De Zanglijster Turdus philomelos is een kleine lijsterachtige, met een bruine bovenzijde en een bleke, gevlekte of gespikkelde onderzijde. Hij heeft gele okselveren (de Koperwiek Turdus iliacus heeft roodbruine okselveren). Hij meet 23 cm.   

De zang bestaat uit een herhaalde serie van wisselende notengroepen. De roep klinkt als “tsip”. De vogel is reeds vroeg in het voorjaar te horen. Hij kan zingen tot de duisternis invalt en dit meestal terwijl hij op een hoog punt zit. Hij heeft een snelle vlucht, met onregelmatig, rukkende vleugelbewegingen. Hij houdt van een weelderige vegetatie en een dichte begroeiing.  

Het nest is een stevig bouwsel van plantendelen, mos en halmen. De binnenzijde bestaat uit een mengsel van speeksel, leem, mest en vermolmd hout.

Van april tot juni legt het vrouwtje 4 tot 6 eieren. Het vrouwtje broedt. Het mannetje helpt bij het voederen van de nestjongen. De jongen kunnen bij het verlaten van het nest nog niet vliegen. De soort broedt 2 keer per jaar.  

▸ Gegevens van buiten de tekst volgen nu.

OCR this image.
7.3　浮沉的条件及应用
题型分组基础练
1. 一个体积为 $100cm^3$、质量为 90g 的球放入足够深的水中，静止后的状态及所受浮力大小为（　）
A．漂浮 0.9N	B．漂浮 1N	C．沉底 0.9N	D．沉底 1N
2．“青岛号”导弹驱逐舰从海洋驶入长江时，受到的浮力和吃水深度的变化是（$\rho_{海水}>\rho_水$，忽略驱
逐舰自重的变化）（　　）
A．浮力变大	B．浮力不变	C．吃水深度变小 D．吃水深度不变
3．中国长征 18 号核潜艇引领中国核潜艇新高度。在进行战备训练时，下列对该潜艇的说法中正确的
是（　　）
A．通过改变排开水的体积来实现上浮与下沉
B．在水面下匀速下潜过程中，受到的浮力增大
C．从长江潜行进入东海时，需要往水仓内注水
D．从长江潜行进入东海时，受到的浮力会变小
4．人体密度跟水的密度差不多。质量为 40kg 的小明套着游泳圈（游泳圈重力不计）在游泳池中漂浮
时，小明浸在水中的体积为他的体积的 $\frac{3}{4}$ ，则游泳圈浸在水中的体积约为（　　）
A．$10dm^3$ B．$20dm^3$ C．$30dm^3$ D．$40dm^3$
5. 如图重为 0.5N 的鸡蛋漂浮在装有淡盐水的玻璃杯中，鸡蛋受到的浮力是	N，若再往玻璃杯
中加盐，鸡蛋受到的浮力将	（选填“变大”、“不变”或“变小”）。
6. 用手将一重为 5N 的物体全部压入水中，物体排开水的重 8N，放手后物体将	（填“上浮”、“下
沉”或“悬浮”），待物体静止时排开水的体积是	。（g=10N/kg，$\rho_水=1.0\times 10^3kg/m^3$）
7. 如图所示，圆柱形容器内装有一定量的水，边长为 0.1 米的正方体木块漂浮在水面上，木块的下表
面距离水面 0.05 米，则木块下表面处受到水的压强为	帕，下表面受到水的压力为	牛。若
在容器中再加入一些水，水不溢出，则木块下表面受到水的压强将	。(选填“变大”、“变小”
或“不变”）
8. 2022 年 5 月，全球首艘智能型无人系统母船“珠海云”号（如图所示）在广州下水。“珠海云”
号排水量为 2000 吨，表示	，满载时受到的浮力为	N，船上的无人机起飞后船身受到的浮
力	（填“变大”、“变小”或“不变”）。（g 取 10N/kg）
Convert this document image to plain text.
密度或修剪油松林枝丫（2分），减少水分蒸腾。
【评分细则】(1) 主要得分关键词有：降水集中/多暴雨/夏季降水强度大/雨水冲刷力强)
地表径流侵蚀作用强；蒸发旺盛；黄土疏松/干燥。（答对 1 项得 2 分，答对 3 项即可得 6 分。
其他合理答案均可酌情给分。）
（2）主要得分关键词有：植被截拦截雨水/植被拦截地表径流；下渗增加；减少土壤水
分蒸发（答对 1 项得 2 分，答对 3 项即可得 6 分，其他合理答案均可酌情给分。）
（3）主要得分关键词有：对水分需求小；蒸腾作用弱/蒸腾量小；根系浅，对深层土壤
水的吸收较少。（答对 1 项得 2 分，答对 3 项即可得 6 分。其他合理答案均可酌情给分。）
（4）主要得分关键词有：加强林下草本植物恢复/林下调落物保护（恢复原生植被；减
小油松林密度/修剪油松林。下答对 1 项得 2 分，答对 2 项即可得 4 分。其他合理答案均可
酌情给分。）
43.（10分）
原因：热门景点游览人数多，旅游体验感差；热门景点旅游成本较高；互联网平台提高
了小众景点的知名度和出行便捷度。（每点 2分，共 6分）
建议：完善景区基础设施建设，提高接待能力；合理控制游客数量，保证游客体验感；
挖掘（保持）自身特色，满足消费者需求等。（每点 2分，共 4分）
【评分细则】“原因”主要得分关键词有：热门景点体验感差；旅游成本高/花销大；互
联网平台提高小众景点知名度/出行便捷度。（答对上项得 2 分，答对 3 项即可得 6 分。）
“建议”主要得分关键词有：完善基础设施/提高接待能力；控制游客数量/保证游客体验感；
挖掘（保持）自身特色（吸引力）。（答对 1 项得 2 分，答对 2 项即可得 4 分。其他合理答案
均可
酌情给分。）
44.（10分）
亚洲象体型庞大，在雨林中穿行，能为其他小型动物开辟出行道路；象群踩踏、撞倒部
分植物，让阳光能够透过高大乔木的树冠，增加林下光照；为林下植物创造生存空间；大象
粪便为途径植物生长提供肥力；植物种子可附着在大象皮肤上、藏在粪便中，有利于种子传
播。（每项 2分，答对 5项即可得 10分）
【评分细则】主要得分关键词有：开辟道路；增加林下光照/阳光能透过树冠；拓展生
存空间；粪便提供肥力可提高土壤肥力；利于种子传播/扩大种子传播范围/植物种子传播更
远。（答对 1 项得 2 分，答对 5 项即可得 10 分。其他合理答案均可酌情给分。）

Het voedsel van de volwassen vogel bestaat vooral uit slakken en wormen. Om aan het weke lichaam van de slak te komen slaat de Zanglijster het huisje stuk op een steen.    

In Vlaanderen is de Zanglijster een zeer talrijke broedvogel. In het begin van de negentiende eeuw was het nog een eerder schaarse bosvogel. Door zich aan de mens aan te passen, zijn de aantallen fors toegenomen. Hij bezoekt graag tuinen en parken en heeft gelukkig veel minder dan in de tweede helft van vorige eeuw te duchten van meedogenloze vogelvangers. Tegenwoordig (2008) kiest hij als broedgebied vooral groene woonwijken. Hij is het hele jaar door te zien.

Vooral in oktober worden er veel Zanglijsters gespot die op najaarstrek zijn. Het is voor een deel een nachtelijke trekvogel. In Vlaanderen is het een broedvogel, doortrekker en wintergast.